Tes pencitraan seperti sinar-X dan skintigrafi juga digunakan untuk mendiagnosis sindrom SAPHO. Pada tahap awal penyakit, rontgen dada menunjukkan erosi pada persendian yang disertai dengan sklerosis subkondral atau tanda periostitis. Kemudian, perubahan produktif dan pembentukan apa yang disebut blok tulang. Pada pasien dengan penyakit jangka panjang, sklerotisasi di dalam sternum dan kalsifikasi ligamen costoclavicular dapat diamati.
Ketika kerangka aksial terlibat, erosi dan sklerotisasi reaktif dalam tubuh vertebral yang berdekatan dengan diskus intervertebralis terlihat. Ada juga syndesmophytes marginal dan kalsifikasi perivertebral. Sklerotisasi juga dapat terjadi di daerah pinggul dan kemaluan.
Sakroiliitis didiagnosis pada lebih dari 1/3 pasien. Erosi pada sendi perifer tangan dan kaki jarang terjadi.

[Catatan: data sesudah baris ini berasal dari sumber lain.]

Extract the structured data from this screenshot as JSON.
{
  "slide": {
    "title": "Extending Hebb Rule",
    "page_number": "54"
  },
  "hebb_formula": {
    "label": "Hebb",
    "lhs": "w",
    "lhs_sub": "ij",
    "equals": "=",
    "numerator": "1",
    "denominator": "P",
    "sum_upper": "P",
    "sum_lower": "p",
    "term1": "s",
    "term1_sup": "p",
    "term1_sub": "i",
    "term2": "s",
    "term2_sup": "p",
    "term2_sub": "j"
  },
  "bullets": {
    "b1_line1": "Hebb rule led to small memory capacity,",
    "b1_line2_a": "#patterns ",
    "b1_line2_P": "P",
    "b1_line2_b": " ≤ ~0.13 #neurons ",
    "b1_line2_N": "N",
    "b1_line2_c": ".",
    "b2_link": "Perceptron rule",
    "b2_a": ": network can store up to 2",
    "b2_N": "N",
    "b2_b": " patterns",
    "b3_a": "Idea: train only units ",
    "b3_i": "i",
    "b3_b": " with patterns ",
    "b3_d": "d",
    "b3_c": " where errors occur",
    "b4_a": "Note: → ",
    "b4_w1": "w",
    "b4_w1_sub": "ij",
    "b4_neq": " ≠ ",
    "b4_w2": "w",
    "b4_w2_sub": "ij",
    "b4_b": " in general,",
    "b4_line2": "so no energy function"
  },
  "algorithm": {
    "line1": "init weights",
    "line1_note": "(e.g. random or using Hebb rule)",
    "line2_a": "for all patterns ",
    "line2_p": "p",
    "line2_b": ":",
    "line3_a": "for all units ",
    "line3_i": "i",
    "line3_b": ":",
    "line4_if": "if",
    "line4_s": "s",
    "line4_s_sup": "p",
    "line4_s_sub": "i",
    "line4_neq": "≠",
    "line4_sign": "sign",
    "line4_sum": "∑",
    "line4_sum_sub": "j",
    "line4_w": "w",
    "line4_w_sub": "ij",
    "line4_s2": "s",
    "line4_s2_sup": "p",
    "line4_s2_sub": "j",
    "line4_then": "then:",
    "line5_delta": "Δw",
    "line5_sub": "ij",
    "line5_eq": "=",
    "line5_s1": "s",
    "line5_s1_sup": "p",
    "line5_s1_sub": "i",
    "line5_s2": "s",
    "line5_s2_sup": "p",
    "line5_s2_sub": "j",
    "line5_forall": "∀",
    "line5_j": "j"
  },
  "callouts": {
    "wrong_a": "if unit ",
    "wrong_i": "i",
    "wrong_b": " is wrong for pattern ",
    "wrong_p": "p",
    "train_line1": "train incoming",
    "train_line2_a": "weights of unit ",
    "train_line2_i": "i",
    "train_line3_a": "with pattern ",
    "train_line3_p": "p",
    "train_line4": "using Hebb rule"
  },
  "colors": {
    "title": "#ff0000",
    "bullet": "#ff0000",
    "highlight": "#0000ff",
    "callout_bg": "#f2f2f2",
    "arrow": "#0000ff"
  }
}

Penggunaan skintigrafi sistem kerangka menggunakan teknesium (99mTc) memungkinkan demonstrasi peningkatan serapan pelacak di area yang terkena penyakit.
Biopsi tulang (biopsi tulang) juga dilakukan untuk tujuan diagnostik. Pada tahap awal penyakit, sel inflamasi, monosit, plasmosit, dan sel raksasa tunggal terlihat pada preparat sumsum tulang. Kemudian, monosit dan perubahan fibrosa mendominasi. Lapisan korteks tulang menebal dan dipadatkan - seperti pada kasus osteomielitis menular. Konten yang diunduh biasanya steril.
Tim SAPHO: pengobatan
Awalnya, obat antiinflamasi non steroid dan analgesik digunakan dalam pengobatan. Dengan tidak adanya perbaikan dan penanda inflamasi yang persisten, glukokortikosteroid oral dan suntikan intraartikular digunakan.
Sulfasalazine terutama direkomendasikan untuk keterlibatan sendi sakroiliaka, intensifikasi lesi psoriasis atau koeksistensi perubahan inflamasi di usus. Leflunomide dan methotrexate digunakan dalam kasus keterlibatan sendi perifer dengan adanya erosi dan aktivitas tinggi dari proses inflamasi. Juga, infliximab dan etanercept - antibodi yang diarahkan terhadap TNF-alpha telah digunakan.
Kalsitonin digunakan untuk mengobati perubahan osteolitik, yang menghambat resorpsi tulang serta memiliki efek analgesik dan anti-inflamasi. Panidronate melalui infus intravena juga memiliki efek anti resorptif pada tulang. Selain itu, menghambat aktivitas sitokin pro-inflamasi seperti IL-1, IL-6 dan TNF-alpha.
Dalam pengobatan sindrom SAPHO, seseorang tidak boleh melupakan perawatan terapi fisik, rehabilitasi fisik yang tepat, dan psikoterapi.